È una coproduzione con il Teatro Massimo di Palermo, la Shaanxi Opera House e l’Opéra Royal de Wallonie-Liège quella che riporta in scena a Torino il Rigoletto e che trova la sua ragion d’essere prima di tutto nel debutto nella regia d’opera di una (ennesima) star del cinema americano.
John Turturro ha in più occasioni dichiarato di amare la musica operistica italiana, Verdi e Puccini in particolare. Come da copione, ha aggiunto che questo suo incontro è importante per il suo percorso musicale attraverso l’Italia e che, non addetto ai “lavori”, si è avvicinato al mostro sacro in punta di piedi, studiando e cercando di renderne lo spirito senza stravolgere il senso e senza far danni alla musica…
Un po’ poco, francamente ! Posta in questi termini è una storia già sentita, un mettere le mani avanti che non giustifica lo spettacolo per il modesto esito artistico complessivamente raggiunto, su cui hanno pesato soprattutto regia e direzione musicale.
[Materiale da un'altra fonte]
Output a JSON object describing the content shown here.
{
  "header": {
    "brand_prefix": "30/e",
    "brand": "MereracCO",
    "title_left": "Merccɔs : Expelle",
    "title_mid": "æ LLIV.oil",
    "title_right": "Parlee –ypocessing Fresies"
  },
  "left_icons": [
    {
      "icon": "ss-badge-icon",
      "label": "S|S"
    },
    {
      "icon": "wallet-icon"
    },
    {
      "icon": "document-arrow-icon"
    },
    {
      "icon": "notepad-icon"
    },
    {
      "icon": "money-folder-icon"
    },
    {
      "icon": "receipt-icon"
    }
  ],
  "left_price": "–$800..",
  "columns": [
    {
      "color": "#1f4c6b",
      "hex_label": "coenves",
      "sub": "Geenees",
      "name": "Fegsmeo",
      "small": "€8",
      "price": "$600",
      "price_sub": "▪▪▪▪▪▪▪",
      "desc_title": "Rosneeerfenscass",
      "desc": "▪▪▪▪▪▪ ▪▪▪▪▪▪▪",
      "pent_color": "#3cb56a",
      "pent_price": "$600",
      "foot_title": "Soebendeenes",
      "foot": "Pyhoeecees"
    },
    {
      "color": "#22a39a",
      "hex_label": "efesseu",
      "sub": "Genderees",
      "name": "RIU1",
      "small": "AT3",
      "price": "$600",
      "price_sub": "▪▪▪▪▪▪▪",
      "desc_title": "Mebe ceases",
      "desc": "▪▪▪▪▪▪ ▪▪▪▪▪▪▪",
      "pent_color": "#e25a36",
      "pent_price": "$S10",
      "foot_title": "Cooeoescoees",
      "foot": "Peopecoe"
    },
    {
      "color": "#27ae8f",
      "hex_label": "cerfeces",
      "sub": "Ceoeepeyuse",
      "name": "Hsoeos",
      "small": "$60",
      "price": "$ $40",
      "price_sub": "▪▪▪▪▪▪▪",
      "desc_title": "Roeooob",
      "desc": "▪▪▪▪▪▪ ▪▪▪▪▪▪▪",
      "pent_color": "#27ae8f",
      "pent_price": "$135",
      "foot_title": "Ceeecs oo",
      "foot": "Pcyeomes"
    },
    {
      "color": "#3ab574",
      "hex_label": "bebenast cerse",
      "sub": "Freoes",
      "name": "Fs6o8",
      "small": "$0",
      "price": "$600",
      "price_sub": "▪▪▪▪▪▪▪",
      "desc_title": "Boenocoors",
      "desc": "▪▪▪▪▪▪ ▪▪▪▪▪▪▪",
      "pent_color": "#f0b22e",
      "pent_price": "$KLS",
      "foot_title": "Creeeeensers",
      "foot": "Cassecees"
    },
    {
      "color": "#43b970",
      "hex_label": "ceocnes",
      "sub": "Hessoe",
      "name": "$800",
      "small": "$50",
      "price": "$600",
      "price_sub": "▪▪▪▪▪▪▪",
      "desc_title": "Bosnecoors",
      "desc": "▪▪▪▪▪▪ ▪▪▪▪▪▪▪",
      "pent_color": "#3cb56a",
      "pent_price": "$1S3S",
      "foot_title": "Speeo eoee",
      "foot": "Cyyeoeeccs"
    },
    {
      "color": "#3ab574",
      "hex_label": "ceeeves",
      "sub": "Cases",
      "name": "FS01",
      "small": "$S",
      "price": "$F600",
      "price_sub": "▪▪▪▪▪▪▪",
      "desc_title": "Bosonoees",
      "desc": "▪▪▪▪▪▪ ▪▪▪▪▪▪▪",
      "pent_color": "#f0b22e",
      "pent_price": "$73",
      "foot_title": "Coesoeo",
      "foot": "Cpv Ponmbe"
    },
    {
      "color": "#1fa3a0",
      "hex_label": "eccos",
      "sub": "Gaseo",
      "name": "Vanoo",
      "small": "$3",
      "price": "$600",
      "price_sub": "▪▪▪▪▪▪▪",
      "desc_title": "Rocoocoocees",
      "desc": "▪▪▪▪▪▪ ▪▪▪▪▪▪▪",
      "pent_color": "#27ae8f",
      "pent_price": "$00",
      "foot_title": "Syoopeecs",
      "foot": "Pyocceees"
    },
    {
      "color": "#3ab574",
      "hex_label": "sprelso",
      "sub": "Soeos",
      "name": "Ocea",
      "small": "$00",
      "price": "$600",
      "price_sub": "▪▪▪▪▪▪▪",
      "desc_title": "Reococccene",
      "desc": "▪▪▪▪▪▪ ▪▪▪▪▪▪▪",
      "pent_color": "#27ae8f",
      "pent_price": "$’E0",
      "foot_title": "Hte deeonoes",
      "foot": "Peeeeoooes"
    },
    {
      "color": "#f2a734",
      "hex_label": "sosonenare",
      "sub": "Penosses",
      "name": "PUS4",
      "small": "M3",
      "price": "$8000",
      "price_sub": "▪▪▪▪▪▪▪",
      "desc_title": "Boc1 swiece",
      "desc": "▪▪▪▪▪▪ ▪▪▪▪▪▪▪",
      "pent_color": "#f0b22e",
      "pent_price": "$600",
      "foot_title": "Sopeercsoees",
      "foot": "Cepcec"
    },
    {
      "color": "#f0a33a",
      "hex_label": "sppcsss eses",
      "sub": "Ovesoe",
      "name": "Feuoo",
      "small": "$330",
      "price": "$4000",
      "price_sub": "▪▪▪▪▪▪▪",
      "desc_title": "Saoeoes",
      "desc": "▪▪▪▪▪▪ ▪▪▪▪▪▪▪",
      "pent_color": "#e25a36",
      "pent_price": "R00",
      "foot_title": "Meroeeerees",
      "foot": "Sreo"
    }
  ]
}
Il Rigoletto di Turturro non disturba, non scandalizza, è genericamente rispettoso delle didascalie e non stravolge la vicenda, andando tutt’al più ad aggiungere qua e là qualche dettaglio.
Al massimo, dunque, ci ritroveremo una gobba che Rigoletto mette a corte e toglie rientrando a casa, dopo il lavoro. Quanto più forte allora sarebbe stata l’immagine di un bel Rigoletto giovane quanto basta, e aitante, ma intimamente deforme ? In cui la moralità si trasforma e si corrompe al punto da tradire chi lo mantiene, meritando il castigo Divino, rassicurante al punto giusto per le corti regnanti, i cortigiani e, insomma, i padroni non solo della Mantova del XVI secolo ma anche quelli d’ogni tempo ?
Alla stessa maniera non sorprende un Duca che, appena entrato in casa di Rigoletto, ci prova subito anche con Giovanna e una Gilda che nel finale ritorna in scena…
Manca in tutto questo lo scavo sull’intimità dei personaggi, l’analisi dei rapporti familiari e della corte che Verdi tratta con spietata crudezza, a far da contrasto con la spudorata leggerezza del Duca.
Omaggiato Giulio Romano con immagini al preludio e mascheroni a decorare le architetture, le scenografie di Francesco Frigeri sono per lo più costituite da pochi elementi immersi in atmosfere grigiastre e indefinite, avvolte da nebbie illuminate con maestria da Alessandro Carletti. Un valido sostegno arriva dai bei costumi di Marco Piemontese, cui è affidato il compito di apportare sporadiche macchie di colore che spiccano in maniera efficace.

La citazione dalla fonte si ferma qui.